Pannenkoekbeslag maak ik altijd op de gok. Meestal klop ik twee eieren met wat honing en een snufje zout heel luchtig en daar gaat dan zoveel melk en bloem bij tot een vloeibaar beslag ontstaat. Pancakes bak ik op dezelfde manier, maar dan gebruik ik zelfrijzend bakmeel in plaats van bloem en gaat er nog een theelepel bakpoeder doorheen. Het bakken van pancakes is niet moeilijk. Gewoon hete koekenpan met een beetje (!) boter op middelhoog vuur en daarin een juslepel beslag schenken. Mijn pancakebeslag is altijd elastisch en dik, want ik doe er niet teveel melk doorheen.
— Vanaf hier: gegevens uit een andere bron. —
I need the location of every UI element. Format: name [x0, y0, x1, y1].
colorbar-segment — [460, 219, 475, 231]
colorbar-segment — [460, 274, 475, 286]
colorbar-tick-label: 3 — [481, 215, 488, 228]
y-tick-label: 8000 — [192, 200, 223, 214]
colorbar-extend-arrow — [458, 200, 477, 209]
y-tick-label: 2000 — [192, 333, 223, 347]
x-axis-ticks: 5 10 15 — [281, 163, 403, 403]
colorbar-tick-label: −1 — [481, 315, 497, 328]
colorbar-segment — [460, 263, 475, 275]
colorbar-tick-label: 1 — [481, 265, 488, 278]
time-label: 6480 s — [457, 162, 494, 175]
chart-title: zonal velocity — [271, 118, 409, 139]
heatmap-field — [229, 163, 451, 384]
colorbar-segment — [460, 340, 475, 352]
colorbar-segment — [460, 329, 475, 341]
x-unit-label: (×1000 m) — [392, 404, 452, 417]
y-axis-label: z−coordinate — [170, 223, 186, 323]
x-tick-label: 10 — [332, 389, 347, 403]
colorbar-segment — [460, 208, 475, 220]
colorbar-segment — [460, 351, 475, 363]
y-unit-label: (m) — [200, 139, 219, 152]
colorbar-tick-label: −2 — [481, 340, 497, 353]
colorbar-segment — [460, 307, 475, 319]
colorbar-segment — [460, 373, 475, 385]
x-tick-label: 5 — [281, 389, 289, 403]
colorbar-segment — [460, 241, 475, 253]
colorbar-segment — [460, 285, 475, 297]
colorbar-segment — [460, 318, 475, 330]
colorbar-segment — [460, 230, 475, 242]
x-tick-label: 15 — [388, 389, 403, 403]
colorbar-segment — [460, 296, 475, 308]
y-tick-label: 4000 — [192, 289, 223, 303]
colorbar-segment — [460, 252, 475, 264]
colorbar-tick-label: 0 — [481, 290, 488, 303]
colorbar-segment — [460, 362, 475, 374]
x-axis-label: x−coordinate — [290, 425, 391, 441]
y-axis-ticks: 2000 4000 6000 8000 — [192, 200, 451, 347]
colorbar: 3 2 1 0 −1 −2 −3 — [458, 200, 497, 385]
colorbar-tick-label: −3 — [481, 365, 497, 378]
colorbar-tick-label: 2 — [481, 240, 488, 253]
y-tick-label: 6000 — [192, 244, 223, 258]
Tijdens het bakken begint het 'rijzen' al:
Zodra de bovenkant ook maar enigszins langs de randen begint te drogen, de pancake (met beleid) omdraaien (dat wil zeggen: houten roerspaan of zelfs kaasschaaf eronder, uit de pan tillen en ondersteboven terug in de pan gooien). Goed mikken is geboden, want als de pancake op de rand van de pan terecht komt, heb je een 'plakprobleem'. Door de overmaat aan bakpoeder en zelfrijzend bakmeel, krijg je dan vanzelf dikke pannenkoekjes die je authentiek opstapelt. (het goudbruin gevlekte patroon van een pannenkoek ontstaat trouwens door de aanwezigheid van vet onder het deeg; in een koekenpan zonder vet, is de pannenkoek egaal bruin).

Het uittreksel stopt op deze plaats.